Zalew Zegrzyński. To tu w każdy ciepły weekend królują plastikowe klapki a dym z rozpalonych grilli niemalże całkowicie przesłania drogę z Nieporętu do Zegrza. Z głośnika barki, na której zbudowano bar, słychać zniecierpliwiony głos "Zamówienie numer 31. Podwójne frytki". Wciąż jednak nikt się nie zgłasza. Być może jednodniowi warszawscy urlopowicze zdążyli już wypłynąć w rejs rowerem wodnym. Każdy, kto próbował rozłożyć ręcznik na jednej z zatłoczonych zegrzyńskich plaż, nie ma najmniejszych wątpliwości jaką zalew cieszy się popularnością. Jak każdy produkt turystyczny potrzebuje jednak promocji.

Zabawa w wakacje

Powiat legionowski, kontynuując rozpoczętą przed Euro 2012 kampanię, zlecił nakręcenie klipu zachęcającego do wypoczynku nad Zegrzem. Jest on skierowany nie tylko do mieszkańców województwa Mazowieckiego, ale i całej Polski. Powstał w studiu produkującym lokalną telewizję.

Widzimy na nim mężczyznę, który pod osłona nocy bawi się w urlop. Wciela się coraz to w inne postacie. Kres stawia temu obudzona hałasami córka.

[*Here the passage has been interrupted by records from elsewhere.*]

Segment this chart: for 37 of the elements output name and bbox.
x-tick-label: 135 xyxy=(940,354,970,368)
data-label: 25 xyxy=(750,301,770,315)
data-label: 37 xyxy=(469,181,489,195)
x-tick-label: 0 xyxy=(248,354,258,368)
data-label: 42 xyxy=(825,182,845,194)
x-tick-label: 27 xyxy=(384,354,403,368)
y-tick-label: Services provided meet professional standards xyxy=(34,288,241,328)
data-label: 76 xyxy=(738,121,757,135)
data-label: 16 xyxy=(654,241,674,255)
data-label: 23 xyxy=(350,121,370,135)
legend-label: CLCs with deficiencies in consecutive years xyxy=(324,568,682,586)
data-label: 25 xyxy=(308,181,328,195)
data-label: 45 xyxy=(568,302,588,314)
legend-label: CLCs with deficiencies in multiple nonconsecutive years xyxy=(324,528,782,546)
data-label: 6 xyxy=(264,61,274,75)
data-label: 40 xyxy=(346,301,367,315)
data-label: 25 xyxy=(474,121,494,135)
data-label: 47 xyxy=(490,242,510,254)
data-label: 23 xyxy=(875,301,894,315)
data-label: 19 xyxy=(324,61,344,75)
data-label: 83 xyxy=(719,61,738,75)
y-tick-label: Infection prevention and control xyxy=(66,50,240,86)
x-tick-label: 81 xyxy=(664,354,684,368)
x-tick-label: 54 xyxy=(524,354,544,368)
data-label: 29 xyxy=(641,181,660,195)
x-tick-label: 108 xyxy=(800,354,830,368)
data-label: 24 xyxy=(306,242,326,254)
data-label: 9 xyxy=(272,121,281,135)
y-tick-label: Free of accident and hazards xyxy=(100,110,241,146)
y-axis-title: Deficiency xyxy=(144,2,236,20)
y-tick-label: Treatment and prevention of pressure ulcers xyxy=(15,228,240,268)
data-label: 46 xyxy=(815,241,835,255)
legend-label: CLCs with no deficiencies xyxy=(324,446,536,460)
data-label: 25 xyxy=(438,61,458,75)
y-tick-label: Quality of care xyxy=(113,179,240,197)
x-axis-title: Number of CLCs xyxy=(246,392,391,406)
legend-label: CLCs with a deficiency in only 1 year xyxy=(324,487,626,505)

W następnej scenie szczęśliwa rodzina wypoczywa już na plaży Zalewu Zegrzyńskiego. "Żeby się dobrze bawić nie trzeba wyjeżdżać daleko" – informuje lektor.

"Nie trzeba jechać daleko"

Mirosław Pachulski, naczelnik wydziału promocji powiatu legionowskiego, nie boi się śmieszności. - Wierzę w poczucie humoru ludzi którzy przyjeżdżają nad jezioro i w to, że potrafią złapać dystans – mówi Pachulski. - Spot pokazuje, że każdy ma marzenia o wakacjach. Nie trzeba jednak jechać daleko. Wystarczy nad zalew – wyjaśnia. - To nie jest tylko miejsce na grilla, ale jest to nasze małe morze pod Warszawą - dodaje.

Naczelnik przyznaje, że nie wszystkim spot przypadł do gustu. - Jednym się podoba, innym się nie podoba. Nie dostaliśmy jednak w tej sprawie żadnej skargi – mówi.

Spot kosztował 20 tys. złotych. Pachulski mówi, że jeżeli znajdą się pieniądze, to powstaną kolejne filmy.